All That Jazz!
Yvan Allaire | Les AffairesL’information, dit-on, est le lubrifiant des marchés boursier et une analyse fouillée, le fondement de tout bon investissement.
La mise en marché, la semaine dernière, du fond de revenus Jazz Air (filiale d’Air Canada), une nouvelle émission qui s’est vendue comme de petits pains chauds, fournit une bonne occasion de vérifier cette thèse.
Comment les petits investisseurs, et il y en avait beaucoup semble-t-il, en sont arrivés à prendre leur décision d’acheter des unités de Jazz ?
Je reçus le 25 janvier un fax d’une petite maison de conseillers en placement, m’informant du produit dont le rendement visé, lisait-on, était de 9,5 % à 10,5 % (En fait, on avait déjà établi le 24 janvier que ce rendement serait de 8,75 %). Le fax m’informait que le prospectus était disponible sur www.sedar.com.
Voici en effet la première démarche de tout investisseur prudent : lire le prospectus! Or, le prospectus en question fait 225 pages, dont 14 portant sur les risques encourus. Le document est complexe ; il traite, comme il se doit, de tous les aspects juridiques et comptables de la transaction. Il est peut probable que le petit investisseur typique ait consulté ce document ; s’il l’avait fait, il en aurait perdu son latin !
Peut-être a-t-il consulté seulement la partie sur les principes de gouvernance décrits dans le prospectus pour s’assurer que ses droits sont bien protégés ? Bien improbable.
Alors, selon quelle évaluation en arrive-t-il à décider qu’il convient de payer $10,00 pour une unité qui lui rapportera 87 cents par année ?
Il a pu consulter et comparer la valeur marchande que cette transaction donne à Jazz Air par comparaison à d’autres sociétés.
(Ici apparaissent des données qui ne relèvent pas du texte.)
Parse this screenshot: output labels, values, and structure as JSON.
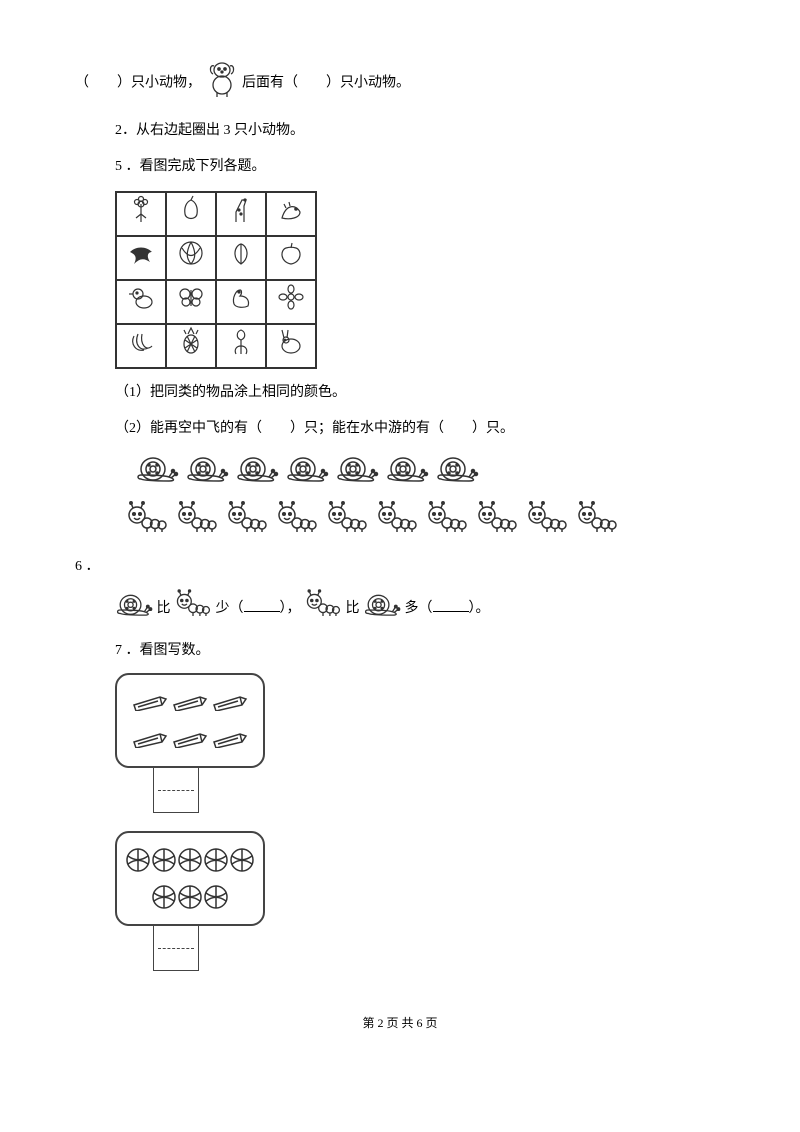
{
  "q_top": {
    "part1": "（　　）只小动物，",
    "part2": "后面有（　　）只小动物。"
  },
  "q2": "2．从右边起圈出 3 只小动物。",
  "q5": "5 ．看图完成下列各题。",
  "q5_1": "（1）把同类的物品涂上相同的颜色。",
  "q5_2": "（2）能再空中飞的有（　　）只；能在水中游的有（　　）只。",
  "q6_num": "6 ．",
  "q6_text_a": "比",
  "q6_text_b": "少（",
  "q6_text_c": "），",
  "q6_text_d": "比",
  "q6_text_e": "多（",
  "q6_text_f": "）。",
  "q7": "7 ．看图写数。",
  "footer": "第 2 页 共 6 页",
  "counts": {
    "snails_row": 7,
    "caterpillars_row": 10,
    "pencils": 6,
    "balls": 8
  },
  "colors": {
    "ink": "#000000",
    "stroke": "#333333",
    "bg": "#ffffff"
  },
  "grid_icons": [
    [
      "flower",
      "pear",
      "giraffe",
      "dragon"
    ],
    [
      "swallow",
      "watermelon",
      "peach",
      "apple"
    ],
    [
      "chick",
      "butterfly",
      "goose",
      "blossom"
    ],
    [
      "bananas",
      "pineapple",
      "iris",
      "rabbit"
    ]
  ]
}
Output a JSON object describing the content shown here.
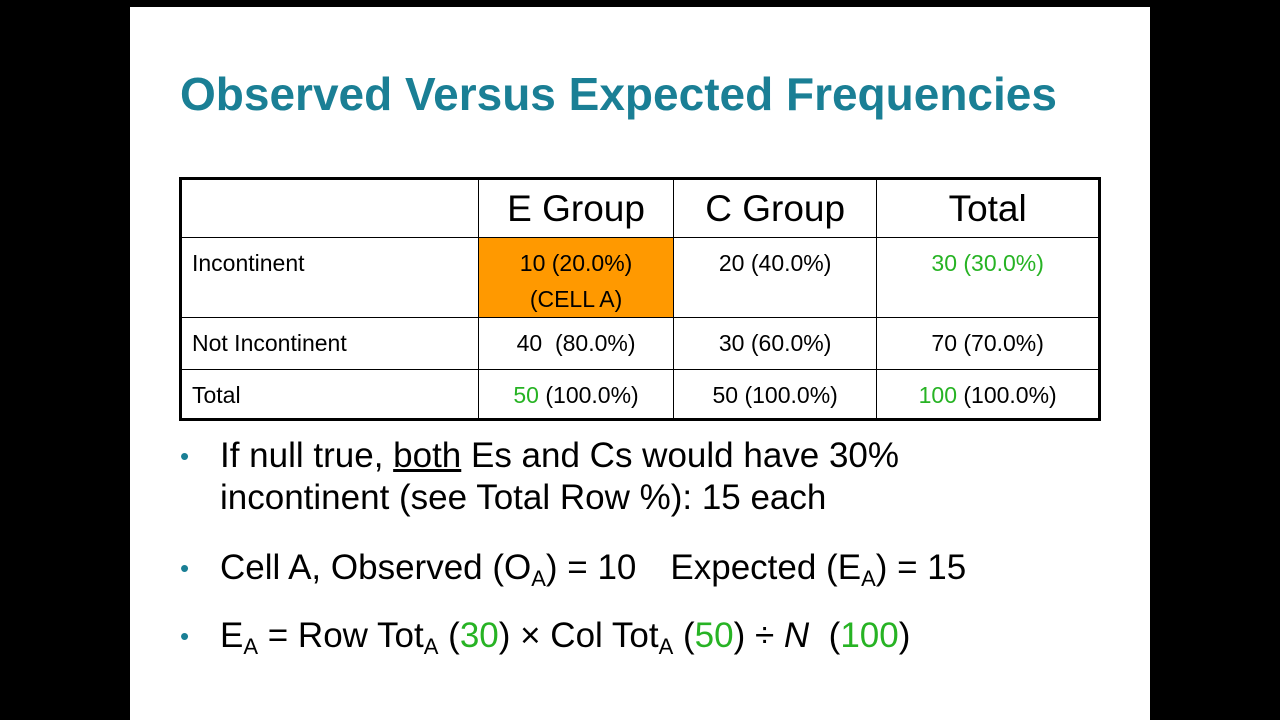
{
  "slide": {
    "title": "Observed Versus Expected Frequencies"
  },
  "table": {
    "headers": [
      "",
      "E Group",
      "C Group",
      "Total"
    ],
    "rows": [
      {
        "label": "Incontinent",
        "e_group": "10 (20.0%)",
        "e_group_note": "(CELL A)",
        "c_group": "20 (40.0%)",
        "total": "30 (30.0%)"
      },
      {
        "label": "Not Incontinent",
        "e_group": "40  (80.0%)",
        "c_group": "30 (60.0%)",
        "total": "70 (70.0%)"
      },
      {
        "label": "Total",
        "e_group_count": "50",
        "e_group_pct": " (100.0%)",
        "c_group": "50 (100.0%)",
        "total_count": "100",
        "total_pct": " (100.0%)"
      }
    ]
  },
  "bullets": {
    "b1_pre": "If null true, ",
    "b1_underlined": "both",
    "b1_post": " Es and Cs would have 30%",
    "b1_line2": "incontinent (see Total Row %): 15 each",
    "b2_a": "Cell A, Observed (O",
    "b2_sub1": "A",
    "b2_b": ") = 10",
    "b2_c": "Expected (E",
    "b2_sub2": "A",
    "b2_d": ") = 15",
    "b3_e": "E",
    "b3_sub1": "A",
    "b3_row": " = Row Tot",
    "b3_sub2": "A",
    "b3_open1": " (",
    "b3_v1": "30",
    "b3_times": ") × Col Tot",
    "b3_sub3": "A",
    "b3_open2": " (",
    "b3_v2": "50",
    "b3_div": ") ÷ ",
    "b3_n": "N",
    "b3_open3": "  (",
    "b3_v3": "100",
    "b3_close": ")"
  },
  "colors": {
    "title": "#1a7f95",
    "highlight": "#ff9900",
    "green": "#27b324",
    "bullet": "#1a7f95"
  }
}
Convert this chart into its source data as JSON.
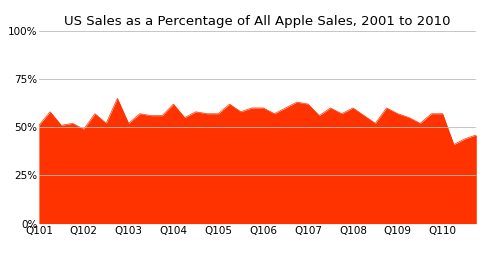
{
  "title": "US Sales as a Percentage of All Apple Sales, 2001 to 2010",
  "x_labels": [
    "Q101",
    "Q102",
    "Q103",
    "Q104",
    "Q105",
    "Q106",
    "Q107",
    "Q108",
    "Q109",
    "Q110"
  ],
  "x_tick_positions": [
    0,
    4,
    8,
    12,
    16,
    20,
    24,
    28,
    32,
    36
  ],
  "values": [
    51,
    58,
    51,
    52,
    49,
    57,
    52,
    65,
    52,
    57,
    56,
    56,
    62,
    55,
    58,
    57,
    57,
    62,
    58,
    60,
    60,
    57,
    60,
    63,
    62,
    56,
    60,
    57,
    60,
    56,
    52,
    60,
    57,
    55,
    52,
    57,
    57,
    41,
    44,
    46
  ],
  "fill_color": "#FF3300",
  "line_color": "#FF3300",
  "bg_color": "#FFFFFF",
  "grid_color": "#BBBBBB",
  "yticks": [
    0,
    25,
    50,
    75,
    100
  ],
  "ylim": [
    0,
    100
  ],
  "title_fontsize": 9.5,
  "tick_fontsize": 7.5
}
Il aura constaté que la transaction donne à Jazz Air une valeur qui, en termes de multiples, se compare à celle de Southwest Airlines et Jetblue, deux sociétés admirées et hautement performantes.
Peut être a-t-il vérifié ce qu’on a écrit sur ce placement dans les pages financières des journaux ? Il a peut-être noté quelques articles sceptiques, que le groupe Veritas Investment Research, par exemple, a tenu des propos assez sombres à propos de cet investissement ; mais pour un esprit pessimiste, il n’y a jamais de bon placement !
Son intérêt a-t-il été conforté par l’expérience courte mais positive de la fiducie de revenu Aeroplan, aussi filiale d’Air Canada ? La réputation d’Air Canada a peut-être suffi à le rassurer.
A-t-il jugé que tout placement qui bénéficie d’un « crédit d’impôt » ne peut qu’être favorable ; comment résister à l’attrait d’un investissement dans une société qui vous fait profiter de tous ses flux de trésorerie avant impôts ?
Cette façon d’investir n’est pas conforme à la théorie d’un usage optimal de l’information disponible, mais elle se rapproche plus de la réalité que les modèles théoriques du parfait investisseur. La transparence et la divulgation constituent le principe premier de la bonne gouvernance.
Cependant, plus l’information est riche et abondante, plus il est difficile pour un petit investisseur de la maîtriser. Alors, on s’en remet implicitement au fait que les grands investisseurs qui, eux, en ont les moyens, auront fait cet examen diligent. S’ils achètent, alors pourquoi ne pas suivre ? La différence, c’est que les grands investisseurs ont accès à de multiples stratégies pour protéger leurs investissements (options de vente, ventes à découvert, etc.), stratégies qui ne sont pas monnaie courante chez les petits investisseurs.
Les décisions de placement des petits investisseurs relèvent souvent de leur « flair », d’engouements passagers ou encore de leur évaluation sommaire de facteurs secondaires. Il est donc bien difficile de les protéger contre de telles démarches d’investissement.